The children were so excited to get outside and discover ‘Signs of Spring’ this week. I wondered what they had noticed over the past few days. “We saw tiny, tiny pinecones, and our tree has little, brown and red buds on it.” Daffodils and tulips were brought in for them to do observational sketches and watercolours of. These will be making an appearance in our gardens over the next few weeks, and so it seemed natural to introduce them to the children, as we await their imminent arrival.
Their interest in the lifecycles of living things, led them to wanting to plant, and many shared their experiences from home. The children have been collecting seeds from September in our classroom, and are excited that they will soon begin planting them.

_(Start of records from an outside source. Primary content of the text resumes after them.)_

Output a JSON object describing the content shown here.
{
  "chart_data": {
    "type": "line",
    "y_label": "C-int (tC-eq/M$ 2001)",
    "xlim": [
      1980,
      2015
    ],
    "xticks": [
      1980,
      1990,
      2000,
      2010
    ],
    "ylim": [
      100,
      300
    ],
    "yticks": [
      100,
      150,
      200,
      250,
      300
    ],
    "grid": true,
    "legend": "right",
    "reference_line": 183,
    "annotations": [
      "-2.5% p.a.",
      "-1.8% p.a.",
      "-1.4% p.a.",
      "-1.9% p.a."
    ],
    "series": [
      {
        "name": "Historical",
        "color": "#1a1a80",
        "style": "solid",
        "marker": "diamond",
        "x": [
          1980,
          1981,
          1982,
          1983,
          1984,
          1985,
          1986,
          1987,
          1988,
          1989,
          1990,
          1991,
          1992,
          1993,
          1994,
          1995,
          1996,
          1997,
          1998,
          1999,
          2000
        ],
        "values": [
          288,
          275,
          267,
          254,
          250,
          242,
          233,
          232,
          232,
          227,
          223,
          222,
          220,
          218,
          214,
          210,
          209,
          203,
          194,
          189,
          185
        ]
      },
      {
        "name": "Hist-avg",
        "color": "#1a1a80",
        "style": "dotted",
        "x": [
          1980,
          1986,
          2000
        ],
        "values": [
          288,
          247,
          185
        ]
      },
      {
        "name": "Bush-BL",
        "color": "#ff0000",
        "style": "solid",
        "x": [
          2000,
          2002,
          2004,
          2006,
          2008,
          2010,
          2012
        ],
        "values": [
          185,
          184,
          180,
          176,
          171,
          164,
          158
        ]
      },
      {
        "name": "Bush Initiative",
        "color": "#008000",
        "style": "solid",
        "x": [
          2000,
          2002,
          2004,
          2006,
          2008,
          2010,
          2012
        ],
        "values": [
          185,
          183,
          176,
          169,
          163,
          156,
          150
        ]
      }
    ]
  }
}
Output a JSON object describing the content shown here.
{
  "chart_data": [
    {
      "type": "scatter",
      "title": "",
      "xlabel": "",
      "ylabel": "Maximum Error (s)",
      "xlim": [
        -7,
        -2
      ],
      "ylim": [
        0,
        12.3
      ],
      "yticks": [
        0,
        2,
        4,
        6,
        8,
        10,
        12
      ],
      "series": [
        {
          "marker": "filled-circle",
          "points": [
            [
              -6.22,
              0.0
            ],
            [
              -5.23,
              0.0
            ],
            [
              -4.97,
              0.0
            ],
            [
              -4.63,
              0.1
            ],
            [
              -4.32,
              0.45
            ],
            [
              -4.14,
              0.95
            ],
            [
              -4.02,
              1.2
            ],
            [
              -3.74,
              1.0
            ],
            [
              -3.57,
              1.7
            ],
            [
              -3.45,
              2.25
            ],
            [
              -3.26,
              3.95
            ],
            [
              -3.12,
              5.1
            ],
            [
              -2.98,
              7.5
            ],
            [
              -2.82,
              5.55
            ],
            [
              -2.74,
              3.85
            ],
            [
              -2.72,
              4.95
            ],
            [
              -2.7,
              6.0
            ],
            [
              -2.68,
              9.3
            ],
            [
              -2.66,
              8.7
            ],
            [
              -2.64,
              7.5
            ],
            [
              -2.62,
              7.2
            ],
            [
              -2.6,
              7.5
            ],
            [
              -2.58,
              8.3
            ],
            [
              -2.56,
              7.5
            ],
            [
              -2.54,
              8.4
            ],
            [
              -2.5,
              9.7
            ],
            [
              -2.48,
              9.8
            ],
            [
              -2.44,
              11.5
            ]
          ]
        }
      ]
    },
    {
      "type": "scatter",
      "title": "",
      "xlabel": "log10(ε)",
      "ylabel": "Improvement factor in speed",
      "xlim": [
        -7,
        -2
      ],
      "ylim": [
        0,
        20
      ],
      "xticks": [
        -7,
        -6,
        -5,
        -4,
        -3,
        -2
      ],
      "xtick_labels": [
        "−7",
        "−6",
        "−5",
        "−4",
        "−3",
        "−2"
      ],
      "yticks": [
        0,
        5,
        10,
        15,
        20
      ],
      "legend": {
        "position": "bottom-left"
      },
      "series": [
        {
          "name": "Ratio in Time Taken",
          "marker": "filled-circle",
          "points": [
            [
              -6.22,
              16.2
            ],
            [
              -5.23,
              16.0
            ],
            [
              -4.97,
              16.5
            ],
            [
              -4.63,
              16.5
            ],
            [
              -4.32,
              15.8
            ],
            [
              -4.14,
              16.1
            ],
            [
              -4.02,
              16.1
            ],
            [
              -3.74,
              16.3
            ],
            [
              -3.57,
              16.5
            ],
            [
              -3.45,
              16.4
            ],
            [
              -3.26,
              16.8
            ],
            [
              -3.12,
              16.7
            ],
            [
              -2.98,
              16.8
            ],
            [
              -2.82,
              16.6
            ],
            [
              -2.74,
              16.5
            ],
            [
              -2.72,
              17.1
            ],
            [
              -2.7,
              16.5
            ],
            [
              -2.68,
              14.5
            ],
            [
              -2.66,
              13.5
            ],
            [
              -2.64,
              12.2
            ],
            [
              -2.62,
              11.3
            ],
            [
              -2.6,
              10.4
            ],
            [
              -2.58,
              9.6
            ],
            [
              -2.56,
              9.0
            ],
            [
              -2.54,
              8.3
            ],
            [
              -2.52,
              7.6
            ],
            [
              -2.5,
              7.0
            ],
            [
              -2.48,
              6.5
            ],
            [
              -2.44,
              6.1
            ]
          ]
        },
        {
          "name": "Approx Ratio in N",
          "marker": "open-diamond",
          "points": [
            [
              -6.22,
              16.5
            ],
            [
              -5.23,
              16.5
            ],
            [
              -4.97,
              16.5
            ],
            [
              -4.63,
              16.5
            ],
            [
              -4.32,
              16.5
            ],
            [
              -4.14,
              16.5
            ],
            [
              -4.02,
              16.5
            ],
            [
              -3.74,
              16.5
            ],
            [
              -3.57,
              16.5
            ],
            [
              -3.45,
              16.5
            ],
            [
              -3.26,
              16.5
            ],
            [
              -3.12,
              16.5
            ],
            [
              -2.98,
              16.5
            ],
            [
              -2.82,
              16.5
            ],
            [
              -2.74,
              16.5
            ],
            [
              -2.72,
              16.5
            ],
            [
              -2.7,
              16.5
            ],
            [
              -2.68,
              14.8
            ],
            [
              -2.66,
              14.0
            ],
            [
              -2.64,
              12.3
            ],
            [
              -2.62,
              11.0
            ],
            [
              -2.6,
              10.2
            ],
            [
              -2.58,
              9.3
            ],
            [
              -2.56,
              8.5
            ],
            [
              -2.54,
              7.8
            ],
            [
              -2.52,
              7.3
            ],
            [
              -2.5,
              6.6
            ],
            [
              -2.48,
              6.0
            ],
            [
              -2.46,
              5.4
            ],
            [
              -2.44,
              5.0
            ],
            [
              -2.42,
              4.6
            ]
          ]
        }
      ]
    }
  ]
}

The children drew their hypotheses of the lifecycle of these Spring flowers. It was interesting to note that all plant lifecycles began with seeds, rather than a mix of bulbs and seeds. Magnifying glasses came out, as the children looked closely at the daffodils and tulips. An automatic response now to anything new in the classroom! Their “I wonders” exploded, as one child built onto another’s ideas.
The Language of Inquiry is now very much part of their learning skill set, and a reflection of our months of investigations. The children are very confident in expressing their own ideas. Their natural curiosity continues to lead them into deeper and deeper learning and understandings. Connecting children to nature during outdoor times naturally supports both their love of play and inquiry. It also supports the development of meaningful relationships between both the social and natural environments all our children have the right to inhabit.